I have been organizing my files lately over multiple devices using
tramp.  One issue I find with my current setup is that since I set
`delete-by-moving-to-trash' to t, all files, even the remote ones, are
moved to my trash directory.

This, unfortunately, harms my workflow because the files I wanted to
delete include some random multi-gig files, as well as many .git
directories, both of which greatly bottleneck my file-deletion process.
I also don't want to disable trashing globally, because I think putting
local files to trash (which do not introduce a significant delay) is
still a good idea.

In response to this, I want to propose a change to the logic under which
trashing is performed rather than deletion.  However, I am not sure
which one of my following two ideas is more appropriate.

1. Allow the user to disable "moving to local trash" only for remote
files.  I imagine this would entail allowing the user to set
`delete-by-moving-to-trash' to 'local, and modifying `delete-file',
`delete-directory', `dired-internal-do-deletions' among other functions
accordingly.  Alternatively we can have a dedicated variable for this
purpose.

In this case, if `delete-by-moving-to-trash' is set to 'local, whenever
a user deletes a remote file such as "/sudo::/etc/os-release", it is
simply deleted as if via "/sudo:://bin/rm", whereas when the user
deletes a local file ".bashrc", it is moved to trash as normal.

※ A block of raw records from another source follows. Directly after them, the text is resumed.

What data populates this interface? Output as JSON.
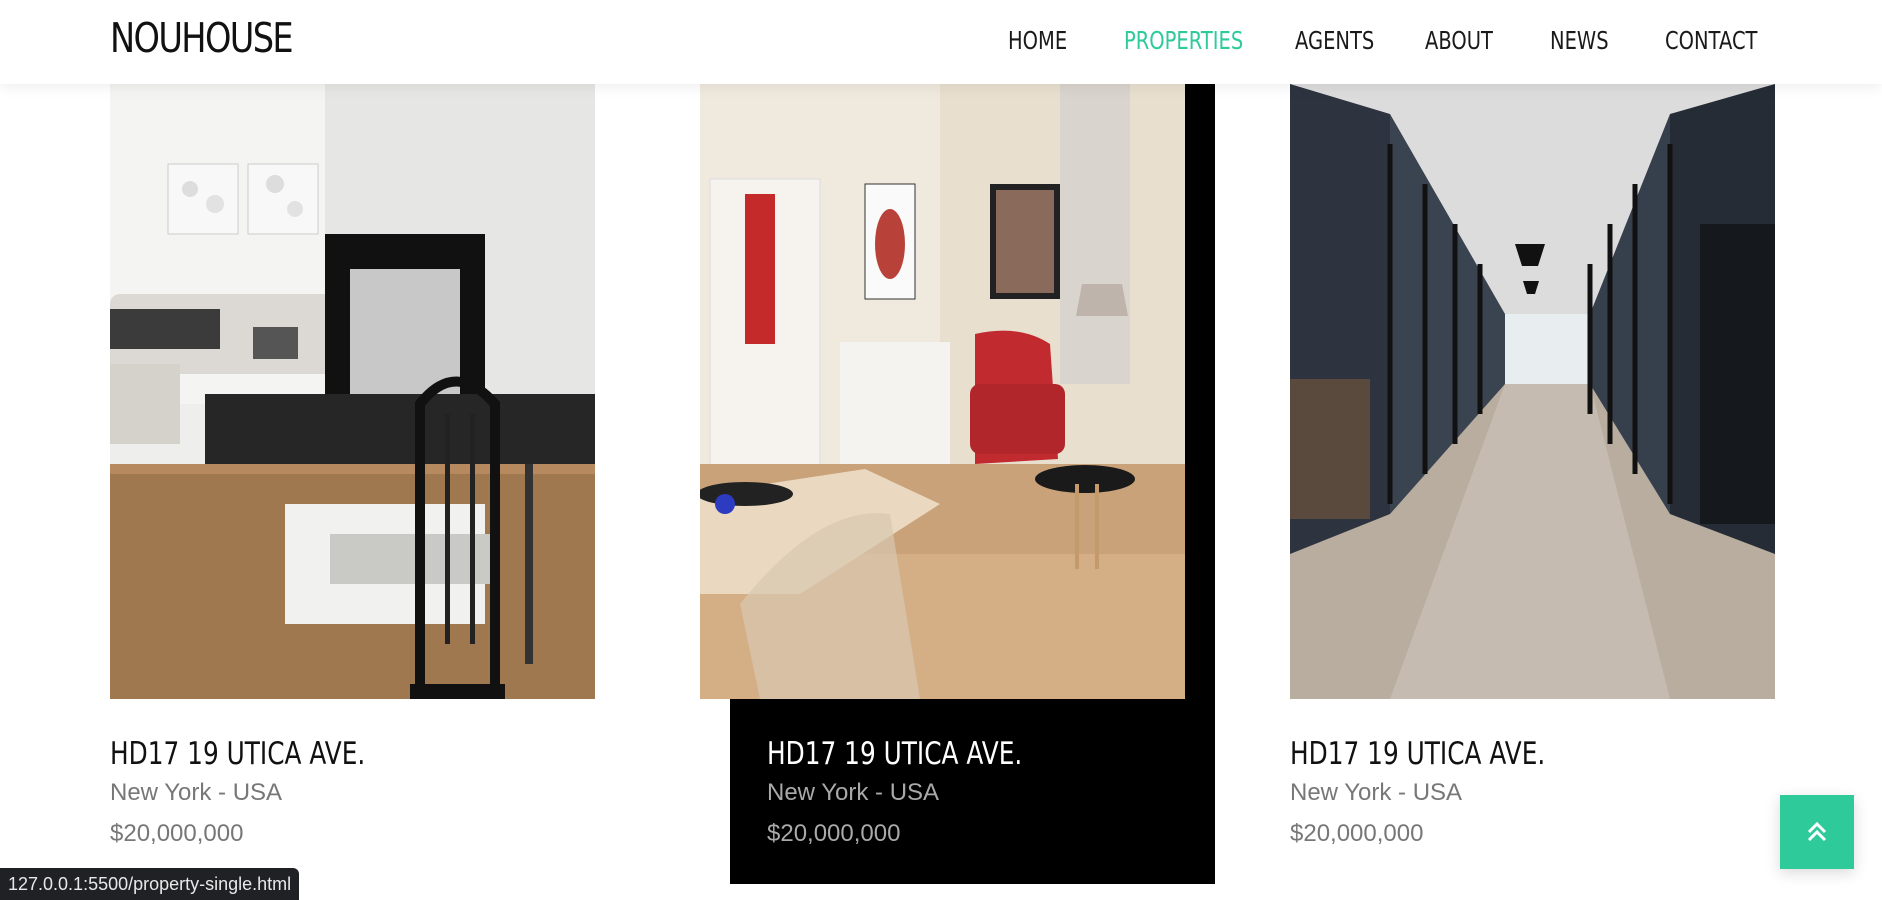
{
  "brand": "NOUHOUSE",
  "nav": {
    "items": [
      {
        "label": "HOME",
        "active": false
      },
      {
        "label": "PROPERTIES",
        "active": true
      },
      {
        "label": "AGENTS",
        "active": false
      },
      {
        "label": "ABOUT",
        "active": false
      },
      {
        "label": "NEWS",
        "active": false
      },
      {
        "label": "CONTACT",
        "active": false
      }
    ]
  },
  "properties": [
    {
      "title": "HD17 19 UTICA AVE.",
      "location": "New York - USA",
      "price": "$20,000,000",
      "photo": "living-room-fireplace"
    },
    {
      "title": "HD17 19 UTICA AVE.",
      "location": "New York - USA",
      "price": "$20,000,000",
      "photo": "living-room-red-chair"
    },
    {
      "title": "HD17 19 UTICA AVE.",
      "location": "New York - USA",
      "price": "$20,000,000",
      "photo": "office-corridor"
    }
  ],
  "back_to_top_icon": "double-chevron-up-icon",
  "status_bar": {
    "url": "127.0.0.1:5500/property-single.html"
  },
  "colors": {
    "accent": "#2eca9a",
    "text": "#111111",
    "muted": "#777777",
    "dark_card": "#000000"
  }
}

2. Use a dedicated local trash directory for each remote, optionally
behind a toggle.  E.g. for files under "/sudo::" remote, we might have
the trash directory as "/sudo::.local/share/Trash".  I am not sure how
this would interact with `trash-directory', as I have this as nil and
simply let Emacs use the XDG path for trash.

This might additionally pose some challanges when multiple remotes are
aliases to each other, for example, "/sshx:user@localhost:.bashrc" and
"/sshx:user@127.0.0.1:.bashrc" logically are the same file, but it might
be hard to programmatically check that two hosts are equivalent.